Measurement has to move beyond clicks and last-touch attribution
If assistant interfaces reduce clicks at the top of the funnel, agencies need a broader measurement model. Zero-click pressure is real, but it does not mean discovery value disappears. It means influence starts earlier and shows up differently. Citation presence, summary inclusion, branded search lift, direct traffic lift, assisted conversions, and downstream engagement become more important indicators than raw organic CTR alone.
The traffic that does arrive from AI systems is often high value. Adobe reported that generative AI tools drove a 693.4% increase in traffic to retail sites during the 2025 holiday season. It also found that AI referrals converted 31% better than non-AI sources overall, with even larger gaps on peak shopping days. That strongly suggests assistant-driven discovery is not just another experimental channel. It can be a high-intent acquisition source.

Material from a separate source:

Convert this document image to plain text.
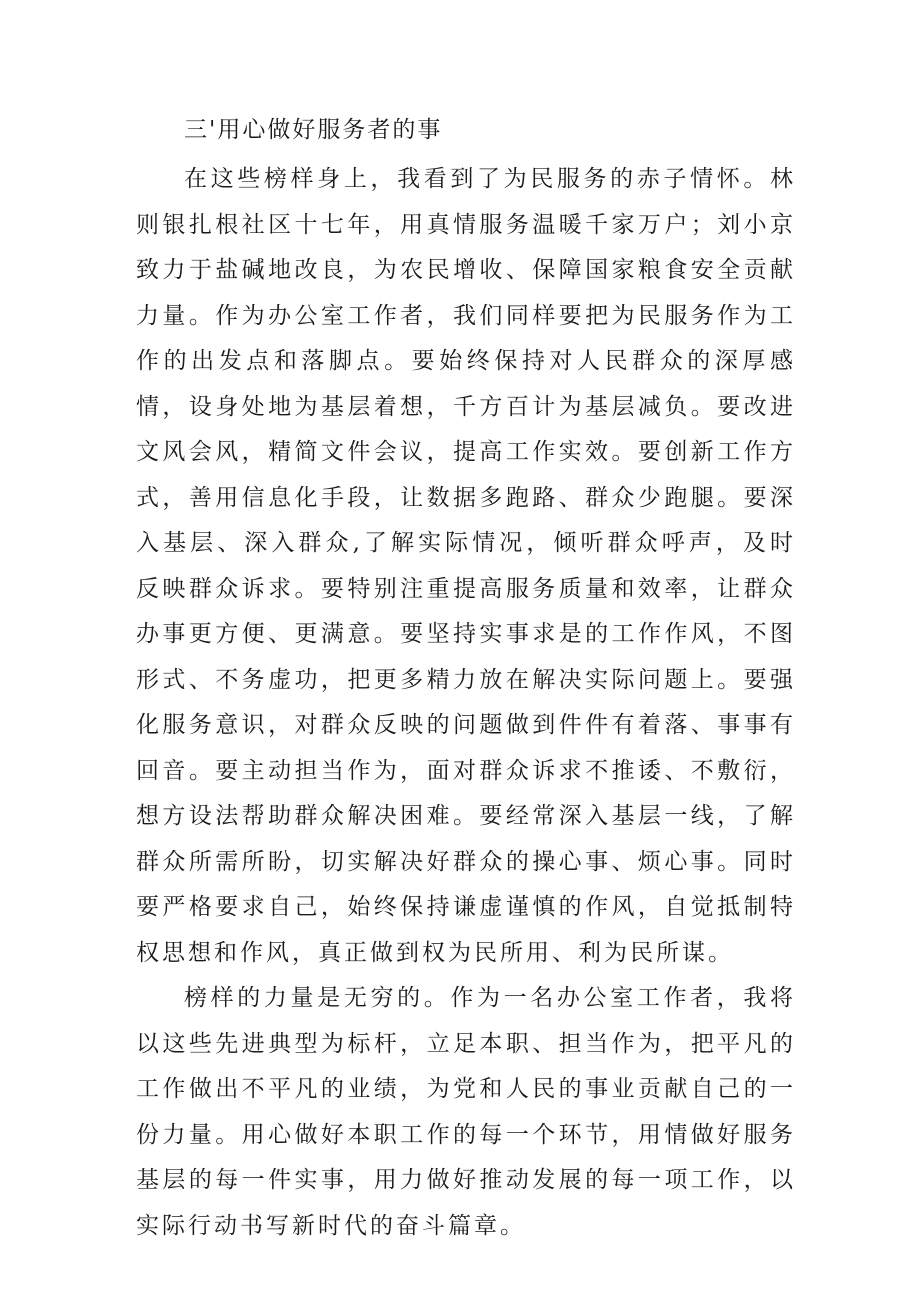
三'用心做好服务者的事

在这些榜样身上，我看到了为民服务的赤子情怀。林则银扎根社区十七年，用真情服务温暖千家万户；刘小京致力于盐碱地改良，为农民增收、保障国家粮食安全贡献力量。作为办公室工作者，我们同样要把为民服务作为工作的出发点和落脚点。要始终保持对人民群众的深厚感情，设身处地为基层着想，千方百计为基层减负。要改进文风会风，精简文件会议，提高工作实效。要创新工作方式，善用信息化手段，让数据多跑路、群众少跑腿。要深入基层、深入群众,了解实际情况，倾听群众呼声，及时反映群众诉求。要特别注重提高服务质量和效率，让群众办事更方便、更满意。要坚持实事求是的工作作风，不图形式、不务虚功，把更多精力放在解决实际问题上。要强化服务意识，对群众反映的问题做到件件有着落、事事有回音。要主动担当作为，面对群众诉求不推诿、不敷衍，想方设法帮助群众解决困难。要经常深入基层一线，了解群众所需所盼，切实解决好群众的操心事、烦心事。同时要严格要求自己，始终保持谦虚谨慎的作风，自觉抵制特权思想和作风，真正做到权为民所用、利为民所谋。

榜样的力量是无穷的。作为一名办公室工作者，我将以这些先进典型为标杆，立足本职、担当作为，把平凡的工作做出不平凡的业绩，为党和人民的事业贡献自己的一份力量。用心做好本职工作的每一个环节，用情做好服务基层的每一件实事，用力做好推动发展的每一项工作，以实际行动书写新时代的奋斗篇章。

The same pattern appeared across industries. Adobe found stronger engagement from AI-driven traffic in retail, media, travel, and tech/software, with travel and software standing out especially. For agencies, the implication is practical: track the full post-click picture. Measure engagement depth, bounce rate, pages per visit, lead quality, assisted revenue, and conversion efficiency from AI referrals. The teams that do this well will stop under-valuing a channel simply because the click volume profile changed.
What a modern agency operating model should look like
Rethinking agency strategy for assistant-driven discovery starts with a capability shift. Content, SEO, paid media, feeds, analytics, CRO, and PR can no longer run as isolated functions. The assistant layer rewards consistency across all of them. A product feed with missing attributes, a website with vague proof, and no third-party validation can undermine discoverability even if a brand still ranks traditionally.
A practical operating model begins with evidence architecture. That means defining the facts a brand wants to be known for, structuring them clearly across web pages and feeds, supporting them with case studies and reviews, and reinforcing them with credible third-party mentions. From there, agencies should map conversational journeys by audience segment and build content for each stage: awareness, clarification, comparison, validation, and conversion.
Human oversight still matters. Automation can accelerate research, schema deployment, feed management, reporting, and content operations, but strategy quality depends on judgment. Regulated sectors such as finance, healthcare-adjacent services, and insurance need compliance-reviewed educational assets because trust in AI advice is already high and the consequences of bad information are higher. The best agencies will combine automation speed with disciplined QA, factual sourcing, and measurable business outcomes.
The agencies that win in the next phase of search will be the ones that stop treating assistants as a side feature and start treating them as a new discovery infrastructure. Google, OpenAI, Adobe, Pew, and broader market signals all point in the same direction: people are researching differently, platforms are surfacing information differently, and valuable traffic is increasingly shaped before a traditional click ever happens.
The strategic reframe is straightforward. Move from ranking pages to supplying evidence. Build for conversational journeys, trusted citations, structured data, rich feeds, multimodal assets, and strong post-click experiences. That is how an automation-first, results-focused agency stays practical in a changing market: not by chasing hype, but by engineering visibility and conversion where discovery is actually moving.